Educación municipal

Por: 04:30 PM 2016-10-10

El inicio de la discusión del Plan Anual de Educación Municipal 2017 volvió a poner en evidencia el déficit de matrícula y económico que afecta a este sector en Chillán. Las transferencias ascenderían a más de 2.400 millones de pesos para permitir el funcionamiento de escuelas y liceos. 

Para el 2017, según antecedentes del propio Daem, los establecimientos administrados por la municipalidad no pasarían de 9.600 estudiantes, muy lejos de las optimistas proyecciones que hizo la autoridad y que daban cuenta de un robustecimiento del sector tras años de inversiones millonarias. 

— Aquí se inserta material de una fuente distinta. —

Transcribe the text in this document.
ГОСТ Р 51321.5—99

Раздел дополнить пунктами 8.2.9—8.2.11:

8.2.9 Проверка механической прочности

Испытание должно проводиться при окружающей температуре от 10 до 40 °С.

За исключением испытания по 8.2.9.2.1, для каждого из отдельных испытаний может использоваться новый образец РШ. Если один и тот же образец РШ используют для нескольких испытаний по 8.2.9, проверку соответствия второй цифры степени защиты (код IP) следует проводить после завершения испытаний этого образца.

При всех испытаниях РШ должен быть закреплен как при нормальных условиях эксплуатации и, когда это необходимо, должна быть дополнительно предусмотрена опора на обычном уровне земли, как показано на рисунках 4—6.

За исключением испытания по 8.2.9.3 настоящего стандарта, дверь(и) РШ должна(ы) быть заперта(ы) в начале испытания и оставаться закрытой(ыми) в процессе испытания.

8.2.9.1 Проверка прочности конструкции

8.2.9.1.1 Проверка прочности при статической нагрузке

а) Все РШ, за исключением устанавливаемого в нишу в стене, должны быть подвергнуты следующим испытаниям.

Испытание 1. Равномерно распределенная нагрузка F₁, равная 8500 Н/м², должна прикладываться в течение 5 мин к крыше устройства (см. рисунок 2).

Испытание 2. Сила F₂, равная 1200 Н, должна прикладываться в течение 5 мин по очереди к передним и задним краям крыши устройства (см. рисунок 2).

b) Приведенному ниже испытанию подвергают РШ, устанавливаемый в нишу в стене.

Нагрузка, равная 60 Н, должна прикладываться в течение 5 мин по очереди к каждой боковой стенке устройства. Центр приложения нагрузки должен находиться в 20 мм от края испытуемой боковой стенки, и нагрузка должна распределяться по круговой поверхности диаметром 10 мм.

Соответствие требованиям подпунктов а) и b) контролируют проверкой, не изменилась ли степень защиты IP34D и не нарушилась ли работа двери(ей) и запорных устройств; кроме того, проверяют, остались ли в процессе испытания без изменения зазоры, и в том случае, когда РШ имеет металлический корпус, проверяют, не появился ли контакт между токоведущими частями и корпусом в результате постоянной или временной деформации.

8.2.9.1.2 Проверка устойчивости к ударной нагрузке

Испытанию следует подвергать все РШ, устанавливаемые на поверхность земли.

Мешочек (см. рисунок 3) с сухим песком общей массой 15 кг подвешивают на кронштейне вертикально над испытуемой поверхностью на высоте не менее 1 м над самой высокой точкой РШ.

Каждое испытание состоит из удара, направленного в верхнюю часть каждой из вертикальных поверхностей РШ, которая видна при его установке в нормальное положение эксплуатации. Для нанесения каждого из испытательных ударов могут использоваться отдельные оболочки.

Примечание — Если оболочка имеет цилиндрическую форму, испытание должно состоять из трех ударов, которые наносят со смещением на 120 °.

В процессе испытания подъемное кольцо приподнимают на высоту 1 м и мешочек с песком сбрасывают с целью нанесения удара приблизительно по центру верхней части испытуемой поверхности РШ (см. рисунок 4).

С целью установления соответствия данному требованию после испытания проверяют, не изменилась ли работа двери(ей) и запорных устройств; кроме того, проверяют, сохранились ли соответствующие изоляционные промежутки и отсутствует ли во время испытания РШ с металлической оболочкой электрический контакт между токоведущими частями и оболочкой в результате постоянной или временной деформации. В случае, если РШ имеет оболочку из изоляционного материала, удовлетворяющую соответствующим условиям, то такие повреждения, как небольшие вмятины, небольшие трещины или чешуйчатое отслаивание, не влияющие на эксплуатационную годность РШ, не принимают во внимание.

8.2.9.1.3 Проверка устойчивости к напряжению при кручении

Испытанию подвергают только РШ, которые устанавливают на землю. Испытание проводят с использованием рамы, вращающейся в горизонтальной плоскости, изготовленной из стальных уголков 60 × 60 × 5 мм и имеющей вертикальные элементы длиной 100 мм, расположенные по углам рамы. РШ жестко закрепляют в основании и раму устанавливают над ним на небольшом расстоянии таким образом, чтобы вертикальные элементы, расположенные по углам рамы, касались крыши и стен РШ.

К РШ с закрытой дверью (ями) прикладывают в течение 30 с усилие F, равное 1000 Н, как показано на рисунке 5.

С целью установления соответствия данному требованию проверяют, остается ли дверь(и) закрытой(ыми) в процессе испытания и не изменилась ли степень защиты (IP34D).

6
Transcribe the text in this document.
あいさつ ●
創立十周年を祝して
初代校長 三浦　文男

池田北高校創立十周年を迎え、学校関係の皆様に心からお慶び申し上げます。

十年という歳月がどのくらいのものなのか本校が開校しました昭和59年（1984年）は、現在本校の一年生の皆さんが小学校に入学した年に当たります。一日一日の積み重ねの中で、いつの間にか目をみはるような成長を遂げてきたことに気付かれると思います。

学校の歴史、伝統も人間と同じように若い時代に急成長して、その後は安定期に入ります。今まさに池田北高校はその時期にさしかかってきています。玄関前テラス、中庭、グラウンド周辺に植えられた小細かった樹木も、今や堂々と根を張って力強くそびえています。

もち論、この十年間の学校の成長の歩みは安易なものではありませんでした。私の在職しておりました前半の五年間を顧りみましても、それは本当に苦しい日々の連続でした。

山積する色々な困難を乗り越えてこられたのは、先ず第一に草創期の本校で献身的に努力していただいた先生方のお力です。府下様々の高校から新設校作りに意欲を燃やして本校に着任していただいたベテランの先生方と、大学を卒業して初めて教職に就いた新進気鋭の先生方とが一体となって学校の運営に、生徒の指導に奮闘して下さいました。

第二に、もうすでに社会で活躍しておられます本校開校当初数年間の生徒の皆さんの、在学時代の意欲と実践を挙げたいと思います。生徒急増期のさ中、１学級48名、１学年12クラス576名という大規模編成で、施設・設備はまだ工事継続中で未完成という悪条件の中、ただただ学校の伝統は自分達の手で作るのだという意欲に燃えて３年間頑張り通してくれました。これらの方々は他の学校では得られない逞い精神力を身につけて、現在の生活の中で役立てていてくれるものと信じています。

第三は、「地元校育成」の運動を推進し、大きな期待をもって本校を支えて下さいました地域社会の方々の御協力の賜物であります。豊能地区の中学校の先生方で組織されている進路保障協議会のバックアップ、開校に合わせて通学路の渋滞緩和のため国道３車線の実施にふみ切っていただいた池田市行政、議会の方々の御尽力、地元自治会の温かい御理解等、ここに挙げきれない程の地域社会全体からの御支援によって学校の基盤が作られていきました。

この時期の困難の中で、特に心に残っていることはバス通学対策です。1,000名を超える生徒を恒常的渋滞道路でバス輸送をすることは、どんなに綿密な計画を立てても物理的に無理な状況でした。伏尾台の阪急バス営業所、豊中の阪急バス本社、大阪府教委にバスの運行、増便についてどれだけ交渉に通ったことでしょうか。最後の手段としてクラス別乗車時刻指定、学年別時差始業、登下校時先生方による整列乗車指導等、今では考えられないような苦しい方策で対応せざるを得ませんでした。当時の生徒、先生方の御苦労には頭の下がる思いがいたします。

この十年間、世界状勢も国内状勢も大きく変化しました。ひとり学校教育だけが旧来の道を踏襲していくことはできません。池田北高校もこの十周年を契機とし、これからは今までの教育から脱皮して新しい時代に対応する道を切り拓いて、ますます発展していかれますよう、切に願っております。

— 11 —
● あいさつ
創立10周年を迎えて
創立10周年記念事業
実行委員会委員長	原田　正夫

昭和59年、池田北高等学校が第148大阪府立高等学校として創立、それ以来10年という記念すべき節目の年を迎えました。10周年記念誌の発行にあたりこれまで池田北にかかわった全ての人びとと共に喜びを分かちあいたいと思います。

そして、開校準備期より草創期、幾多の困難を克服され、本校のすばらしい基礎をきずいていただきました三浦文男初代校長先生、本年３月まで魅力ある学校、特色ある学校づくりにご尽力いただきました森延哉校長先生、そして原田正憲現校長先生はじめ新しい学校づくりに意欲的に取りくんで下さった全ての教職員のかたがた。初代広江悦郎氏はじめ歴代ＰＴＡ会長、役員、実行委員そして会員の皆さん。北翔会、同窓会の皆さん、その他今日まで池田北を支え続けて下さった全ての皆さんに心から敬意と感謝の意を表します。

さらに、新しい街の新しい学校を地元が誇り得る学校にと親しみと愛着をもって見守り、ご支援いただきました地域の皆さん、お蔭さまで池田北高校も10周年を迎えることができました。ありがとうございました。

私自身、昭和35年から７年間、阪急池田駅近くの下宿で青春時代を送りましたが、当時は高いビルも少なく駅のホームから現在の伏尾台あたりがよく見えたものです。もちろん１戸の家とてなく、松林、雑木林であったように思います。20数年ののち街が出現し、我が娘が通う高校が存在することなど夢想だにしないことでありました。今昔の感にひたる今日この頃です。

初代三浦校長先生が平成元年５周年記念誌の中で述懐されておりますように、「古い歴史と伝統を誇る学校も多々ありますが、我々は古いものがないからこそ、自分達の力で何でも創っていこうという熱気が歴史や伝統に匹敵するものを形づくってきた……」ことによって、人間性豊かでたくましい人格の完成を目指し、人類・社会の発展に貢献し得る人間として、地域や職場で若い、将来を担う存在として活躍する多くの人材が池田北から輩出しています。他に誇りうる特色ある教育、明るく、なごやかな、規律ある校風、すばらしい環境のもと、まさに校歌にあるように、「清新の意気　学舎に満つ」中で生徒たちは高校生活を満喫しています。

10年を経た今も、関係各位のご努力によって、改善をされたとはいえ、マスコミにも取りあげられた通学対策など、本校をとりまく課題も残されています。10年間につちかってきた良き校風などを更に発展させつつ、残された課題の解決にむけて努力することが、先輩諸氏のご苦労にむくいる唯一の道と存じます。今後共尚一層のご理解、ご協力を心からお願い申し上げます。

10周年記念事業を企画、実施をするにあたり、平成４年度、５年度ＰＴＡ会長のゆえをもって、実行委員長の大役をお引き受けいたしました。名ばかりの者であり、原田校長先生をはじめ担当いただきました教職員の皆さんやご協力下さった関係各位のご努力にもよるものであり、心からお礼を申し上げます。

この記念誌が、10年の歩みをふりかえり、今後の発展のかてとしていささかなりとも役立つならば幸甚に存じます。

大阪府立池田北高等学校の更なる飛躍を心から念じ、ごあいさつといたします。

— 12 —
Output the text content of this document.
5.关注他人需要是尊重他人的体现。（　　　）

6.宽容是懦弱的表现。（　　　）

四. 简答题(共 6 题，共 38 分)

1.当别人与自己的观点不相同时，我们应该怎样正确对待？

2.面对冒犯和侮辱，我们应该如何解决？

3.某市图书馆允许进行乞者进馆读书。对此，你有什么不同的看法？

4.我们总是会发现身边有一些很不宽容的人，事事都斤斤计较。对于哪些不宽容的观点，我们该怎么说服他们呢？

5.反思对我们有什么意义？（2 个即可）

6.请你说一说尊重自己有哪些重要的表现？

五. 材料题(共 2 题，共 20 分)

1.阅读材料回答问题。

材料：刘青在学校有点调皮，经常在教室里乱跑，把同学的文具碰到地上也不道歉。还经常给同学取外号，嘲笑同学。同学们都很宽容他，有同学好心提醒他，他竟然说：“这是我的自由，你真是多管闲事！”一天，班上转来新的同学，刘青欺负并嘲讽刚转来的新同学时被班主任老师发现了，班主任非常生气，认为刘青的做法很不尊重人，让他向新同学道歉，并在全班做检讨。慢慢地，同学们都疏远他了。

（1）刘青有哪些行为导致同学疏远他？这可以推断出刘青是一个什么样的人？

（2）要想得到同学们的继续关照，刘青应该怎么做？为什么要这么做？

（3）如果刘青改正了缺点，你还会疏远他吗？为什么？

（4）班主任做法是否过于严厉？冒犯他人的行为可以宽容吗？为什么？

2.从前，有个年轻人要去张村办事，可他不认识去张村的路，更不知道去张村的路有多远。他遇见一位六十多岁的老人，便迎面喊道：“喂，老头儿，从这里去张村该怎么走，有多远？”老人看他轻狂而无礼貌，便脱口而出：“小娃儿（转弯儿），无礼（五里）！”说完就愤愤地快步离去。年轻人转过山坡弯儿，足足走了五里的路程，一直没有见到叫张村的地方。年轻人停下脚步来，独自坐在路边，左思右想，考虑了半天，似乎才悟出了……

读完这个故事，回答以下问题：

Los números son contundentes respecto del mal estado de la educación municipal en la ciudad. Según reportes oficiales el sistema municipal ha perdido en cinco años 2.874 alumnos, pasando de 12.448 a solo 9.574. Este desequilibrio conduce a que las escuelas generen déficits importantes en la mayoría de los casos. 

El Liceo Narciso Tondreau es uno de los que exhibe un peor rendimiento. Su matrícula no supera los 230 alumnos, pese a que 8 años atrás llegaba a 1.500. Como contrapartida, el Liceo Marta Brunet ha ido escalando posiciones. Hoy tiene 774 estudiantes, un 8,4% más que el 2015. Además, este establecimiento que tuvo déficits por más de $196 millones el 2013, presenta en la actualidad una diferencia en contra de solo $23.003.173. Por otra parte, llama la atención que a pesar de los números rojos de la educación comunal, la cantidad de personal del Daem siga aumentado. 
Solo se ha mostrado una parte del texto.